Néanmoins, sa lecture nous suggère quelques réflexions :
- Le choix d’un traitement devrait porter d’abord sur le désir d’en bénéficier (c’est particulièrement vrai en addictologie), sachant que, dans la plupart des cas, les usagers ont déjà essayé les différents médicaments. Un accès inégal aux différents MSO, comme c’est le cas dans beaucoup de pays, France y compris, fausse la donne. Le respect de ce choix conditionnera l’adhésion au traitement et donc son efficacité (maintien dans le soin, réduction du risque d’arrêt prématuré, rechute…).
- Lors de l’initiation d’un MSO, il faut respecter les règles de titration (comme pour la prescription de tout morphinique dans la douleur) pour éviter le risque de surdosage lors des premières semaines. C’est un peu plus vrai pour la méthadone – agoniste puissant que pour la buprénorphine – agoniste partiel et antagoniste des récepteurs opiacés. De ce fait, de nombreuses recommandations ont déjà été produites depuis plusieurs années, en Australie notamment, où a été réalisée cette étude. Nous pouvons les résumer ici par « commencer bas et augmenter doucement ». Cette stratégie permet d’éviter le risque d’overdose en phase d’initiation.
Et surtout, réduire la mortalité des usagers de drogues consiste à adopter une stratégie globale que nous défendons depuis longtemps : La Réduction des Risques, non pas comme stratégie accessoire, mais comme principe guidant nos pratiques addictologiques.
Pour les MSO, elle consiste à donner le meilleur accès aux traitements de substitution :
- en ne retardant pas inutilement la mise en place du médicament de substitution opiacée, sous prétexte d’analyser la demande, d’évaluer la motivation ou de mettre en place un suivi global (tout ceci pouvant être fait une fois le médicament prescrit, sans dommages pour le patient)

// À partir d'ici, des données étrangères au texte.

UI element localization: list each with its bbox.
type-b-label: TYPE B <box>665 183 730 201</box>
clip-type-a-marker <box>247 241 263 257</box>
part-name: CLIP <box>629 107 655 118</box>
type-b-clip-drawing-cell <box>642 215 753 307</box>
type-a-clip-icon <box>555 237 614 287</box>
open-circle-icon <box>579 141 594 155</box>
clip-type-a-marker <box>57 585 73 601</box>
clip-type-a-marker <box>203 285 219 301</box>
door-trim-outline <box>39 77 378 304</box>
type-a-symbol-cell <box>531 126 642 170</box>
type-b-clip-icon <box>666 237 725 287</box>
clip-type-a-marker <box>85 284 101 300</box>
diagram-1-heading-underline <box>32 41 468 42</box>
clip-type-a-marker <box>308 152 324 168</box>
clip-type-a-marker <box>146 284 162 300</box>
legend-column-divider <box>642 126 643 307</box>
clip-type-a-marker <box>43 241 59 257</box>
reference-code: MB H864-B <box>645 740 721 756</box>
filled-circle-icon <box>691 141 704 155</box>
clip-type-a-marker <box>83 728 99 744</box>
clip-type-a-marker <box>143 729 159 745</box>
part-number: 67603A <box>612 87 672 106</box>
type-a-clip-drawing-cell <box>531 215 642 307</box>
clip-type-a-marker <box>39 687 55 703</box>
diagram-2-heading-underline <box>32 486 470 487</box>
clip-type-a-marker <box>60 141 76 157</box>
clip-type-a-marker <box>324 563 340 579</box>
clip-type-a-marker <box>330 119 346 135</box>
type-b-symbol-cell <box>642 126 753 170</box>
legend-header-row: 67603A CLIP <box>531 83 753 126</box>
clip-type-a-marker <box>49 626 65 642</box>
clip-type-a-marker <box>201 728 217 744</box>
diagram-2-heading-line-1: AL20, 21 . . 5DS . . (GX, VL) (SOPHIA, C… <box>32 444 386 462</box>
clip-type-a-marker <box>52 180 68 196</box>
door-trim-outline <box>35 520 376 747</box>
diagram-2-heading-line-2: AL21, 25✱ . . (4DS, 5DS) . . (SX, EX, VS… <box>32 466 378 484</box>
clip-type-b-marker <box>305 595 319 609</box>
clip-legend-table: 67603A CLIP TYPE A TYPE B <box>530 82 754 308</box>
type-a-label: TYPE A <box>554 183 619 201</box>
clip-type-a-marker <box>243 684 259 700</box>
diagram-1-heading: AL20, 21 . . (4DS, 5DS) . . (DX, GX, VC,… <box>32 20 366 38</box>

- en ayant pour les traitements de substitution et la prescription des médicaments des exigences de qualité que l’on applique généralement dans d’autres domaines thérapeutiques (cardiologie, neurologie…) :
- avoir les connaissances pharmacologiques nécessaires
- maitriser les interactions médicamenteuses
- rechercher une posologie strictement individualisée aux besoins des patients et non aux croyances des soignants ou à leurs craintes infondées, comme c’est parfois le cas
- prendre en charge les comorbidités somatiques, psychiatriques ou sociales qui ont un impact considérable sur le traitement
- éviter toute approche dogmatique influencée là-aussi par des croyances quand il s’agit de durée et d’arrêt de traitement (cette étude nous rappelant le risque de surmortalité lors de l’arrêt des traitements de substitution opiacée)
- distiller des conseils à tous les moments du traitement en matière de réduction des risques liés à l’usage de substances psychoactives, qu’elles soient licites (tabac, alcool, médicaments antalgiques, benzodiazépines) ou illicites
- remettre en cause ses pratiques quand elles échouent ou ne rencontrent pas l’adhésion, plutôt que d’en attribuer systématiquement les échecs aux patients (pas prêts, pas motivés…).
Comme le disaient déjà certains intervenants dans les années 90, « l’intérêt des traitements de substitution est que les patients restent en vie, ce qui nous donne l’opportunité de les soigner… ».
La réduction de la mortalité des usagers, si elle est une étape indispensable ne peut constituer une fin en soi. Il faut prendre en soins nos patients !
En gériatrie, on utilise un ‘slogan’ qui mériterait qu’on l’applique ici : « donner plus d’années à la vie, mais surtout donner plus de vie aux années ».